COVENTRY — Among his goals for Coventry, Bradford Mayer, if elected to a four-year term on the town council, would like to ensure more opportunities for residents to be involved in the decisions made by their local government.
“We need to increase transparency all around,” said Mayer, a political newcomer who’s vying for the District 2 seat being vacated by current council vice president Greg Laboissonniere. “I just want to help get Coventry moving forward in a better direction.”
Mayer tries to attend as many council meetings as he can, he said, and has found since he began paying close attention in 2016 that there’s a lot of mystery surrounding many of the council’s actions.
If elected, Mayer said he’ll strive to get the public more involved. He’d like to remove some of the restrictions placed on the public comment periods during council meetings, for example.
“A couple members of the council have a very narrow-minded view of the Open Meetings Act (OMA),” he said, noting that the law doesn’t prohibit public bodies from responding to residents’ comments.
“[The OMA] just says members of the council cannot bring up new business or talk about anything not on the agenda,” he continued.
He said he’d like the council to add a public comment portion to the beginning of each meeting, as well, so that residents can bring up their concerns on agenda items before potential votes are taken.
Mayer would also like to come up with a more clear definition of the town council president’s role.
“There’s a lot of gray area there, which I’d like to take from gray to black and white,” he said. “And I’d like to see more decisions fall on the entire council, as opposed to one person… I just think if more issues can be voted upon by the entire council, not an arbitrary decision made by one person, it would be a more democratic way of doing things.”
Mayer said he’d also like residents to have more of a say in how the town builds its budget. A few years ago, he said, there had been talk of creating a citizen advisory board that would meet regularly to discuss local budget issues. That board never came to fruition, however.
“I want to get back to that, create that board, and have budget talks year round, not just during budget season,” he said, “so that everyone can get on the same page and we don’t have this never-ending battle of town versus school.”
A performance audit should be conducted, Mayer added, so taxpayers “can be shown their tax dollars are being used properly and efficiently.”
There should be a strong focus, as well, on the problems that have plagued the town’s sewer program.
“I believe [the program] has been mismanaged from the start,” he said.

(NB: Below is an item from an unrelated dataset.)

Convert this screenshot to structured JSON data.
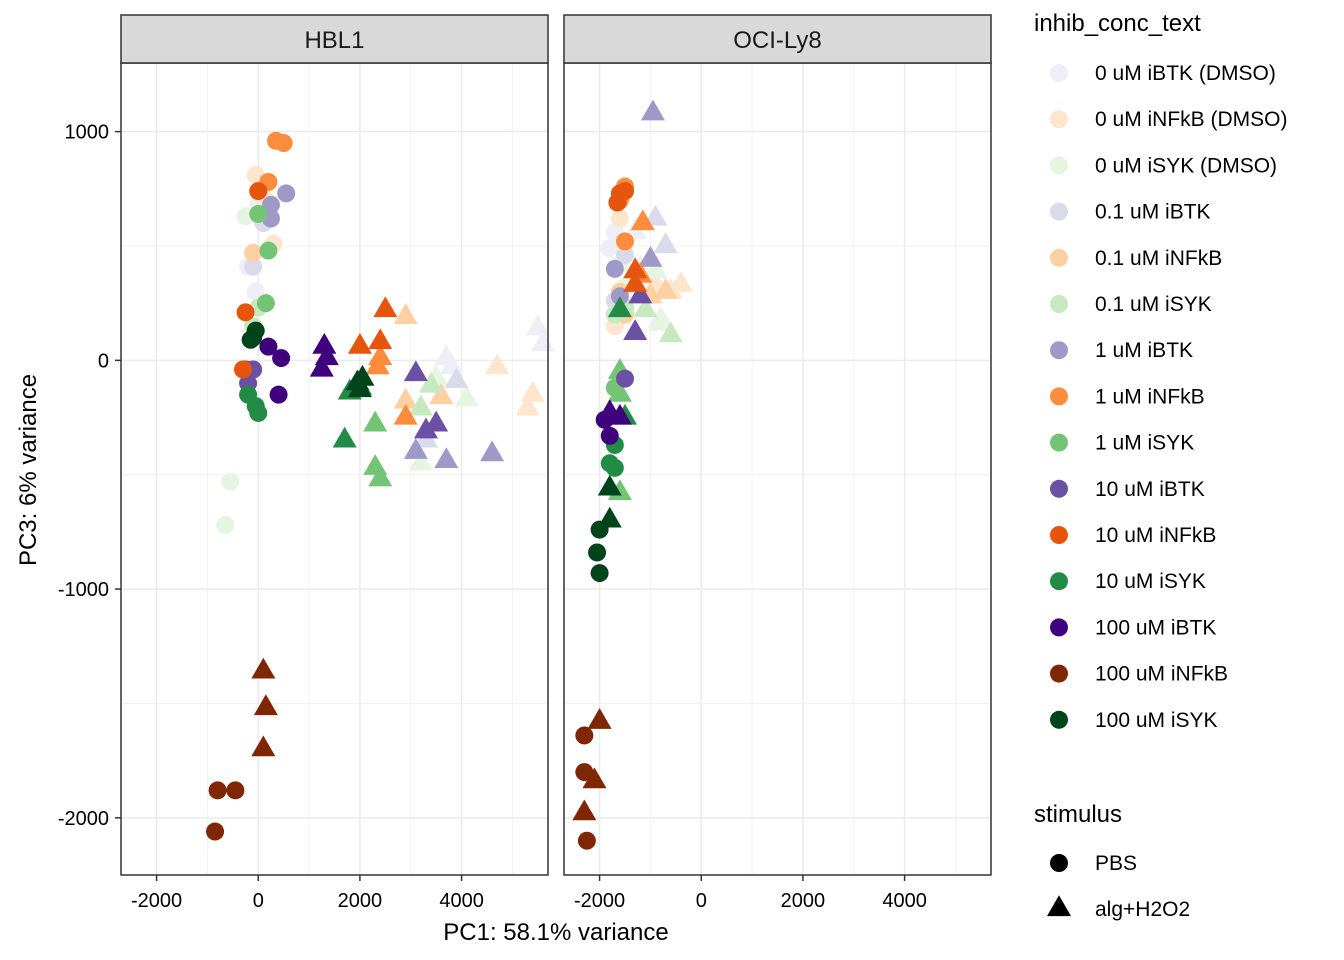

Mayer said it’s crucial that the inter-municipal agreement between Coventry and West Warwick for the use of West Warwick’s wastewater treatment plant be renegotiated.

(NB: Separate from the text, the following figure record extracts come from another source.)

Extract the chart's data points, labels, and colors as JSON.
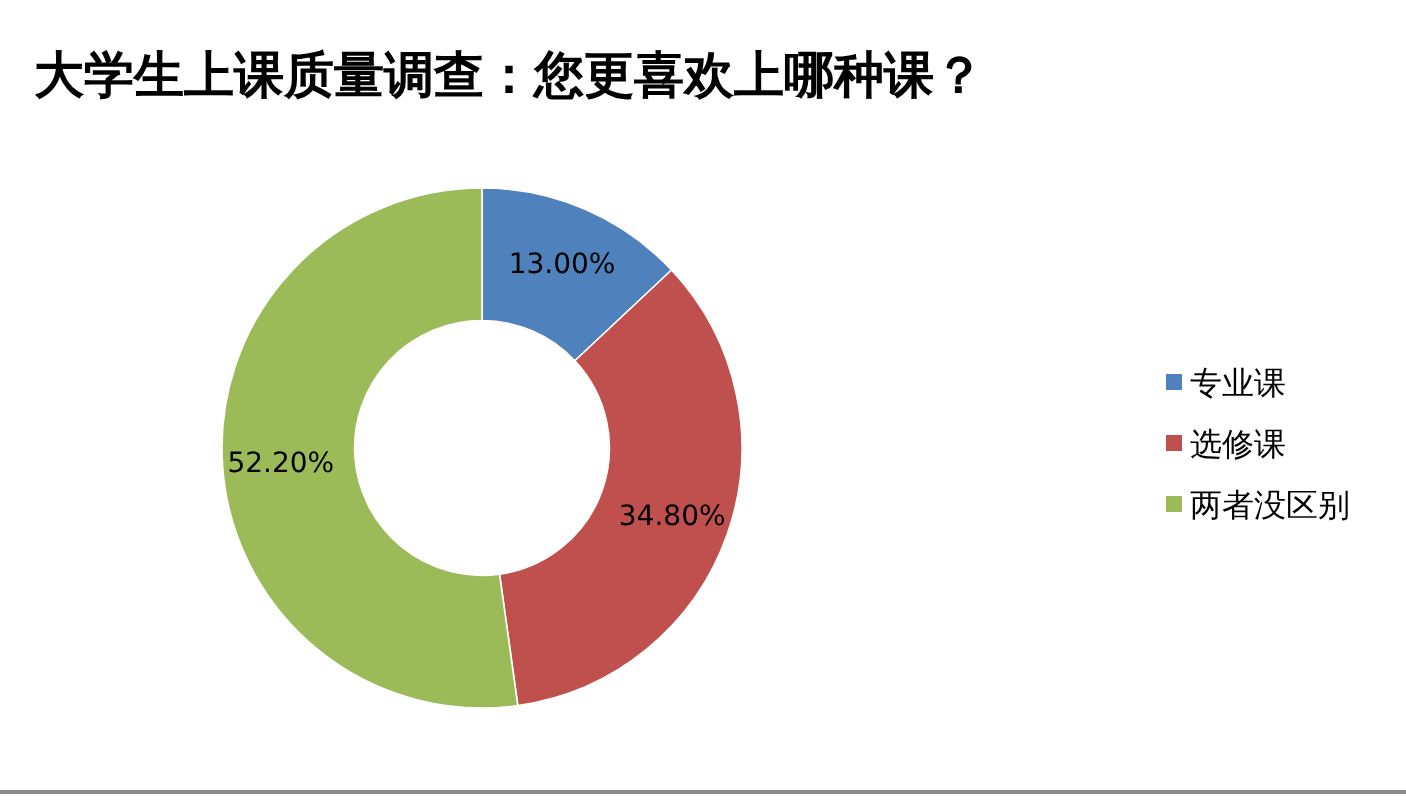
{
  "chart_data": {
    "type": "donut",
    "title": "大学生上课质量调查：您更喜欢上哪种课？",
    "categories": [
      "专业课",
      "选修课",
      "两者没区别"
    ],
    "values": [
      13,
      34.8,
      52.2
    ],
    "colors": [
      "#4f81bd",
      "#c0504d",
      "#9bbb59"
    ],
    "value_labels": [
      "13.00%",
      "34.80%",
      "52.20%"
    ],
    "legend": "right"
  }
}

“That whole contract needs to be reworked,” he said. “I know it’s a contract, and both parties signed it, but there are ways to reopen it.”
Built into the agreement is a capacity amount, and currently Coventry is using far less than it’s paying for. And if West Warwick ever upgrades the treatment plant, Mayer said, then Coventry will be on the hook to cover a larger share of the cost than it should have to.
“I’m just afraid that if they performed an upgrade, it’s money Coventry doesn’t have,” he said. “I think it would be good to be proactive to save Coventry money.”
Mayer moved to Coventry in 2013. He currently drives school buses, and before that was part of the operations team of a Massachusetts-based doctors group. Having been tasked with ensuring that the group stayed on-budget, Mayer said he’s sure that experience would help to make him a valuable part of the council.
“When it comes time for budget season, I think it would help me,” he said. “I understand that every town department, the school department, everyone has their own budgetary needs.”
Mayer is running for the District 2 council seat against Jennifer Ludwig in the Nov. 3 election. Voters who don’t wish to wait can cast ballots early at the Coventry Town Hall between 8:30 a.m. and 4:30 p.m., Monday through Friday, through Nov. 2.